An institute report shows that Black Washingtonians
have a higher unemployment rate than White residents.
The institute’s report DC’s Black-White Employment Gap Continues to Widen, that became public on March 1, was authored by policy analyst Linnea Lassiter, who said despite the city’s economic growth and overall drop in unemployment since 2010, recovery from the Great Recession has been uneven, particularly among African Americans. Black D.C. residents continue to experience elevated rates of joblessness and are the only racial/ethnic group whose unemployment rate is worse than it was in 2007. In 2016, 13.4 percent of Black workers in the District were without a job compared with 9.5 percent in 2007. White and Latino workers have bounced back from the recession, with just 1.6 percent of White residents and 3.6 percent of Latino adults classified as unemployed in 2016.
“These findings underscore the fact that D.C. economic growth has left many Black people and those without a college degree behind,” Lassiter said.
The report says that even Blacks with bachelor’s degrees or above are affected. Black college graduates have a higher likelihood of being unemployed than other residents who have a bachelor’s degree or higher. It also says that unemployment rate among Black college graduates was 5.7 percent in 2016 while non-Blacks similarly situated were 1.9 percent unemployed.
Lassiter said that while Black-White unemployment can be attributed to disparities in education, there are other factors that come into play such as systemic racism and employment discrimination.

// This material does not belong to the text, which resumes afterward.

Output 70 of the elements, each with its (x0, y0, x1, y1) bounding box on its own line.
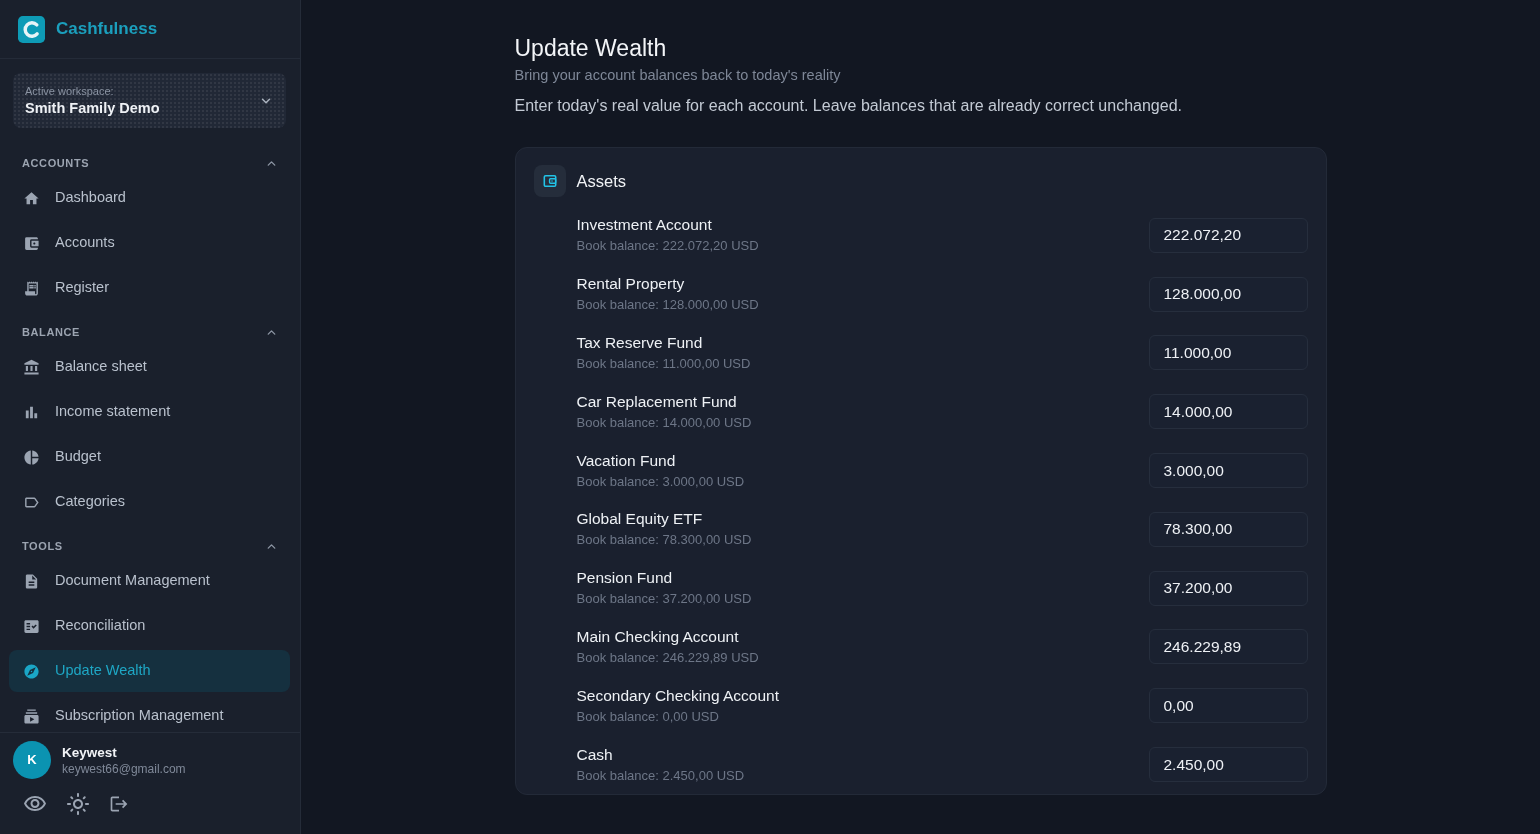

Lassiter said more needs to be done to help Blacks and low-income residents to get employment and stay employed. “D.C. should invest in more job training and adult education programs to ensure that all residents benefit from the city’s growing job market,” she said.
The racial employment gap becomes stark when the report’s data is broken down by wards. Wards 7 and 8 have the highest concentration of Blacks by percentages in the District and their jobless rates are 10.9 and 13.3 percent, respectively. On the other hand, the city’s Whitest wards, 3 and 2, have the lowest unemployment statistics with 4.0 and 4.3 percent, respectively.

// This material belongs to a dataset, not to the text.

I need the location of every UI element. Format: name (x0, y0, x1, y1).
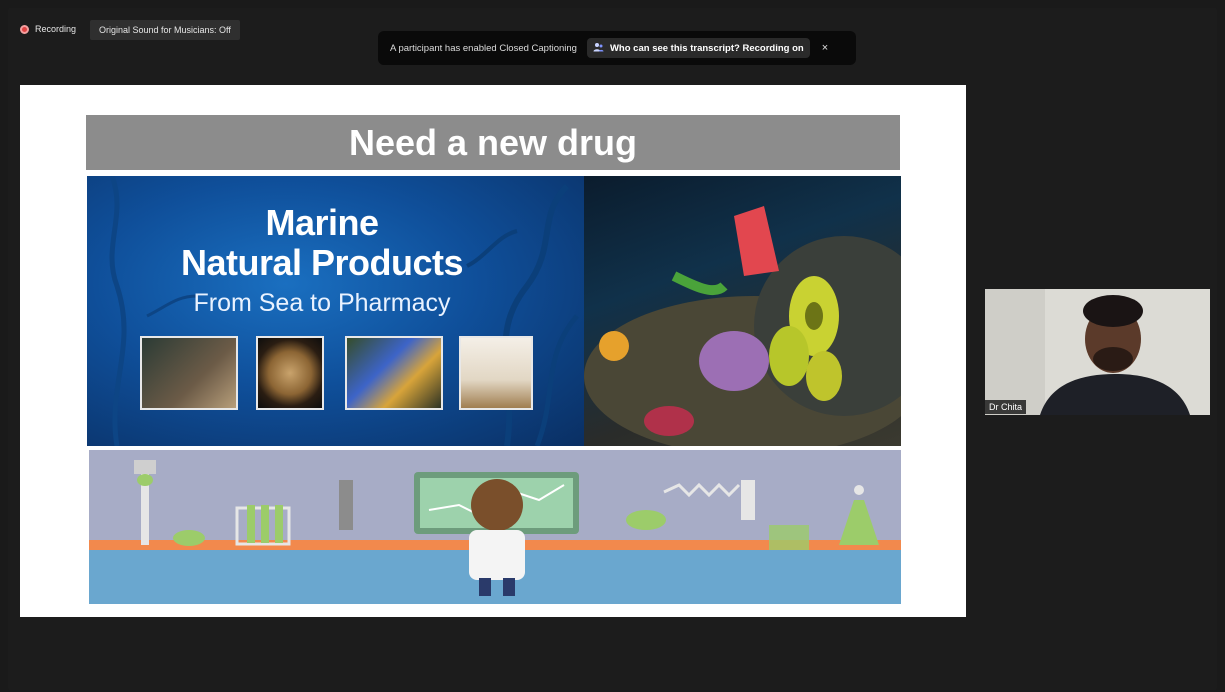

Anthony Wright has been a political activist in the District most of his adult life. The racial gap between Blacks and Whites is no surprise to him. “I am Black,” Wright told the AFRO. “Blacks don’t make the type of money that Whites do. I know there has always been a disparity and probably always will.”
Gregg Rhett, former president of the Eastland Gardens Civic Association in the Kenilworth-Parkside neighborhood in Ward 7, told the AFRO that the racial employment gap “is not unique to the District and that D.C. is a microcosm of what has happened nationally.”

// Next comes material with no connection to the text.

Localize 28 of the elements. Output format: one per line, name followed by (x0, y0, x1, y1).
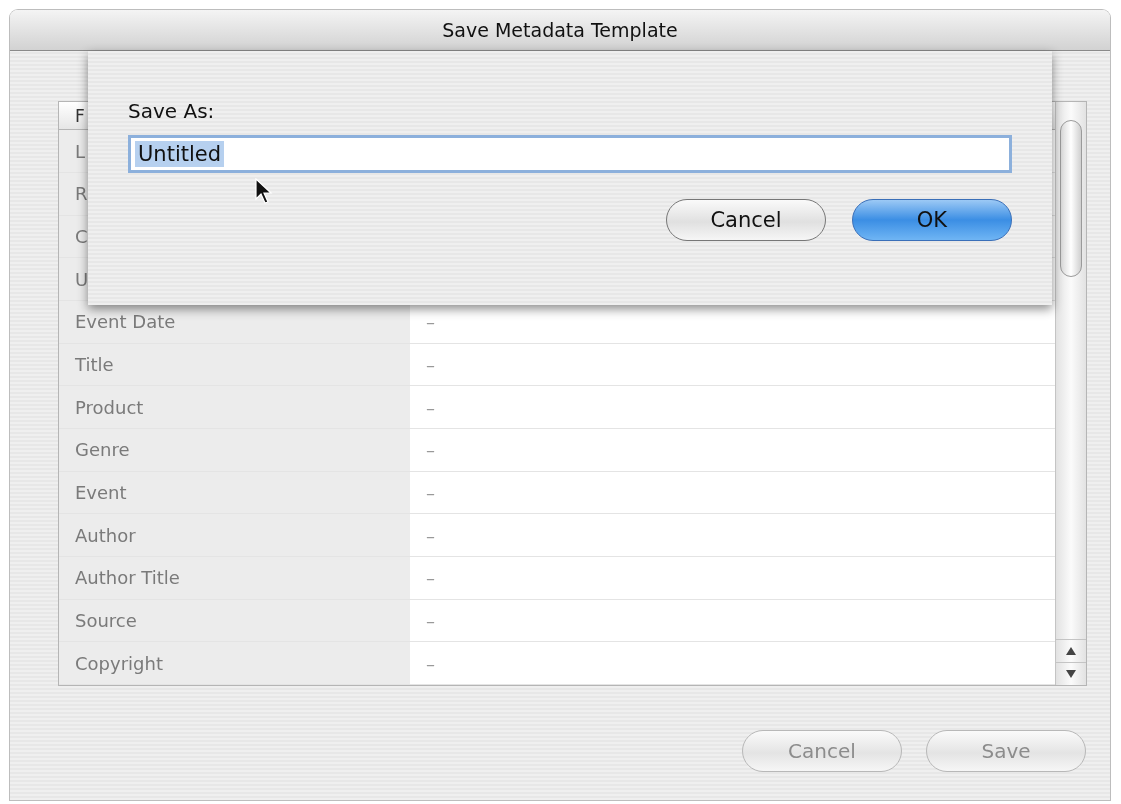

“Black communities across the country never recovered from the recession,” Rhett said. “The situation you have here in D.C. is that you have a mayor who talks about so many construction cranes are in the city but if you go to those sites, there aren’t a lot of D.C. residents working on them. The city gives millions of dollars to developers and there is no enforcement of laws that mandate that residents get first consideration for jobs and certified business enterprises in the city get contract work.”
D.C. Mayor Muriel Bowser (D) and the D.C. Council are aware that many residents are jobless, particularly those living east of the Anacostia River. Gary Butler, who unsuccessfully ran for the Ward 7 D.C. Council seat in 2016 in the general election, told the AFRO elected officials in the city don’t understand the depth of the problem. “The council members don’t see the true reality of things,” Butler said. “It is hard for people to find a job and small businesses are having a difficult time operating. It seems that once people get on the council, they become associated with a different group of people and sort of lose touch with people who are hurting.”
“A top priority for Mayor Bowser has been creating pathways into the middle class for all District residents, particularly communities of color,” Kevin Harries, director of communications for Mayor Bowser told the AFRO through email. “The Mayor has taken a multi-faceted approach to address the skills gap between African Americans and Whites, including a concerted effort to take city resources directly into the communities where there is the most need.”
Even so, Wright said he agrees with Butler that the city’s elected leaders know about the racial employment gap but believes some council members don’t want the problem solved. “There are seven White members of the Council and why are they inclined to do anything?” he said. “What’s going to push them to close the racial employment gap when it works to their advantage?”